La tesi del libro è stata apprezzata nelle recensioni con qualche puntualizzazione. Il saggio di Rampini, per Corrado Augias, per esempio, richiede anche una lettura in controluce. Citando un saggio di Jared Diamond (“Armi, acciaio e malattie” – Einaudi) che cercava di rispondere alla domanda “Perché gli spagnoli hanno colonizzato (invaso) le “Indie“ e non sono stati gli indios a colonizzare (invadere) la Spagna?” Augias ha sottolineato come a Diamond sia mancato lo spirito rivendicativo di Rampini, evidenziando come le tesi dell’editorialista del Corriere della Sera rischino di essere eccessive rispetto alla realtà. “Manca a Rampini – ha scritto Augias – la necessaria, robusta, insistita sottolineatura del carattere aggressivo, a volte spietato, con cui l’Occidente – gli Stati Uniti, ma non solo – hanno mescolato al molto bene anche massicce dosi di male”.
Alla domanda però rivolta all’autore: l’Occidente ha fatto solo cose buone? La risposta ci è parsa lucida e misurata, non eccessivamente estremista come interpretata da Corrado Augias: “L’Occidente ha commesso crimini orrendi – ha scritto Rampini – come tutte le altre civiltà. Ma noi li riconosciamo, gli altri no. Non si è mai sentito un leader arabo chiedere scusa per la tratta degli schiavi africani”.

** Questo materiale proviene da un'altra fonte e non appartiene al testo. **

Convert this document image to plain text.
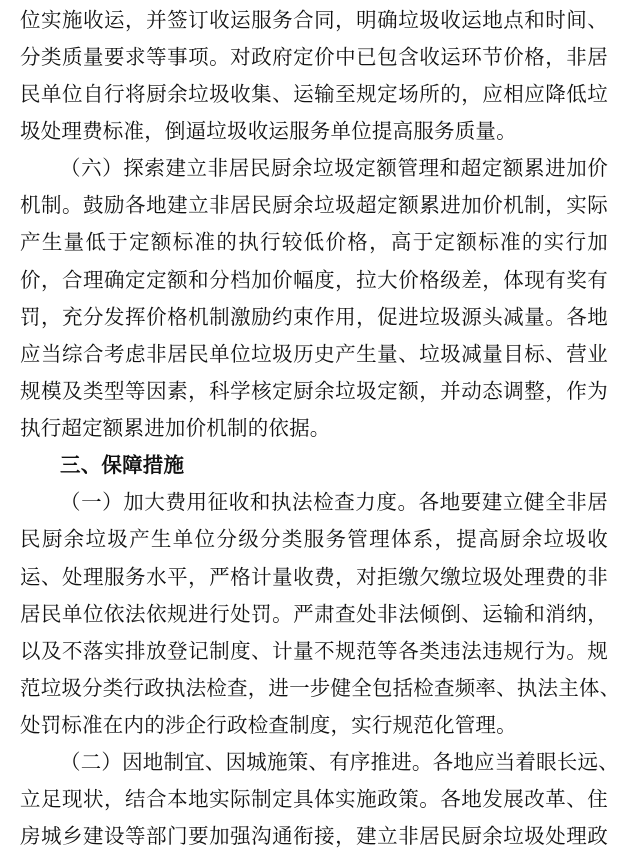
位实施收运，并签订收运服务合同，明确垃圾收运地点和时间、
分类质量要求等事项。对政府定价中已包含收运环节价格，非居
民单位自行将厨余垃圾收集、运输至规定场所的，应相应降低垃
圾处理费标准，倒逼垃圾收运服务单位提高服务质量。
（六）探索建立非居民厨余垃圾定额管理和超定额累进加价
机制。鼓励各地建立非居民厨余垃圾超定额累进加价机制，实际
产生量低于定额标准的执行较低价格，高于定额标准的实行加
价，合理确定定额和分档加价幅度，拉大价格级差，体现有奖有
罚，充分发挥价格机制激励约束作用，促进垃圾源头减量。各地
应当综合考虑非居民单位垃圾历史产生量、垃圾减量目标、营业
规模及类型等因素，科学核定厨余垃圾定额，并动态调整，作为
执行超定额累进加价机制的依据。
三、保障措施
（一）加大费用征收和执法检查力度。各地要建立健全非居
民厨余垃圾产生单位分级分类服务管理体系，提高厨余垃圾收
运、处理服务水平，严格计量收费，对拒缴欠缴垃圾处理费的非
居民单位依法依规进行处罚。严肃查处非法倾倒、运输和消纳，
以及不落实排放登记制度、计量不规范等各类违法违规行为。规
范垃圾分类行政执法检查，进一步健全包括检查频率、执法主体、
处罚标准在内的涉企行政检查制度，实行规范化管理。
（二）因地制宜、因城施策、有序推进。各地应当着眼长远、
立足现状，结合本地实际制定具体实施政策。各地发展改革、住
房城乡建设等部门要加强沟通衔接，建立非居民厨余垃圾处理政
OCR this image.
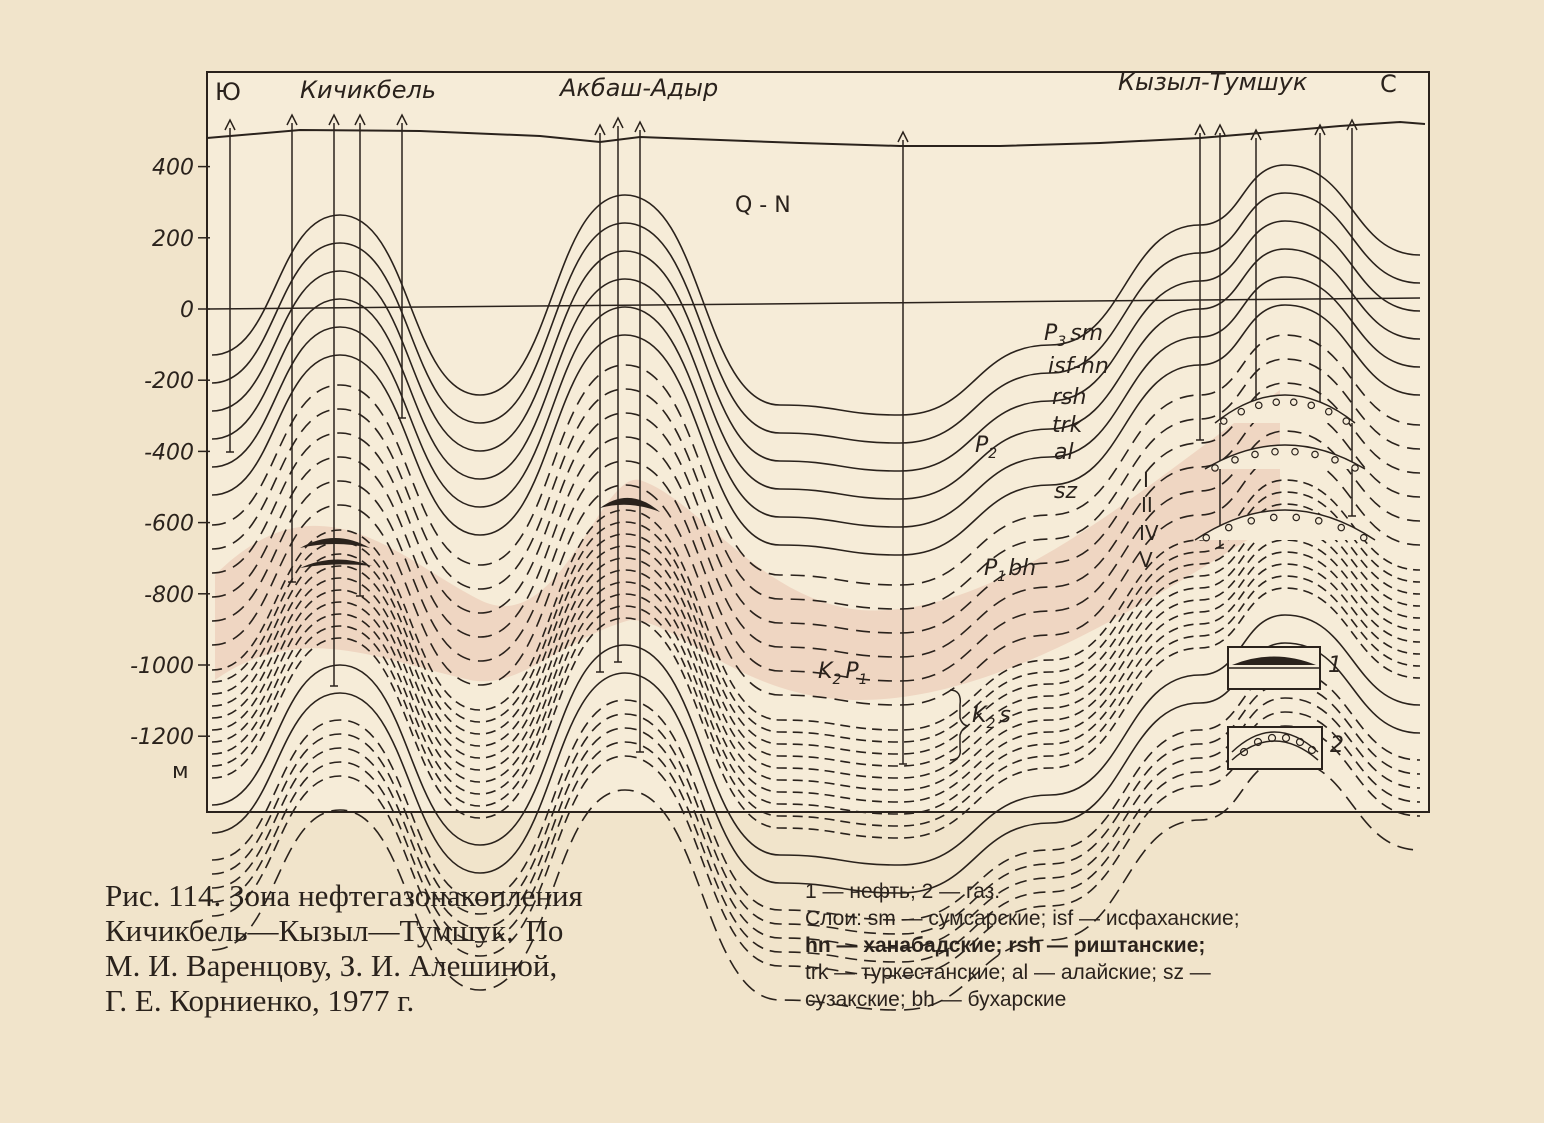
Ю	С
Кичикбель	Акбаш-Адыр	Кызыл-Тумшук
400
200
0
-200
-400
-600
-800
-1000
-1200
м
Q - N
$P_3$ sm
isf-hn
rsh
trk
$P_2$	al
sz	I
II
IV
V
$P_1bh$
$K_2$ $P_1$
$K_2$ s
1
2
Рис. 114. Зона нефтегазонакопления
Кичикбель—Кызыл—Тумшук. По
М. И. Варенцову, З. И. Алешиной,
Г. Е. Корниенко, 1977 г.
1 — нефть; 2 — газ.
Слои: sm — сумсарские; isf — исфаханские;
hn — ханабадские; rsh — риштанские;
trk — туркестанские; al — алайские; sz —
сузакские; bh — бухарские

Uno dei temi più importanti del libro riguarda ovviamente la gestione dell’immigrazione, un aspetto fondamentale nelle relazioni fra diverse civiltà: “All’origine c’è un’idea semplice, accattivante e sbagliata – scrive Rampini – che noi siamo ricchi perché abbiamo reso poveri gli altri. Questo luogo comune calpesta decenni di studi sulle vere cause del sottosviluppo. Ignora la realtà che il colonialismo lo hanno praticato altri più a lungo di noi: in Medioriente i turchi ottomani, per esempio. Diffondere tra i migranti l’idea che abbiano diritto a nutrire rancore nei nostri confronti e a rivendicare risarcimenti perpetui è la ricetta sicura per impedire la loro integrazione. Questa cultura del vittimismo sta sfasciando persino l’America, che aveva avuto una società multietnica funzionante”.
Le frustrate intellettuali di Rampini nei confronti degli eccessi dell’autolesionismo di alcune élite culturali occidentali trovano dimora, anche se articolati in modo diverso, nell’ultimo libro dello storico francese Emanuel Todd “La sconfitta dell’Occidente“ (Fazi Editore). Dopo aver previsto in anticipo il crollo dell’Unione Sovietica e lo scoppio delle primavere arabe, Todd, oggi, delinea i confini della sconfitta dell’Occidente partendo proprio dalla fallimentare difesa, secondo lui, dell’Ucraina. Per Todd l’obiettivo degli americani non è quello di difendere l’Ucraina ma è quello di mantenere il controllo sull’Europa. La pace sarebbe a portata di mano se gli europei -Germania, Francia, Italia – riprendessero le redini di una diplomazia svincolata dalla tutela americana: “Una prospettiva, allo stato, del tutto astratta” per Todd. Secondo lo storico francese la crisi dell’Occidente, proprio in base ad una analisi empirica, sarebbe causata dall’evaporazione del protestantesimo e del suo sistema di valori. “Ho cercato di sviluppare le tesi esposte da Max Weber nel famoso saggio del 1905 sull’etica protestante e lo spirito del capitalismo: Weber scorgeva nella religione di Lutero, ma soprattutto di Calvino, il propellente dell’ascesa e del dominio occidentale”. Oggi, secondo Todd, il protestantesimo vitale si è affievolito e rischia di diventare il “protestantesimo zero”. Ci siamo arresi ad un declino che potrebbe essere irreversibile, salvo sganciarci, come europei, dal “commissariamento” americano, non solo come valori di riferimento ma anche in materia di difesa. Solo così, mantenendo un rapporto di alleanza con Washington ma non di sudditanza, l’Occidente europeo può rilanciarsi in un suo nuovo Rinascimento.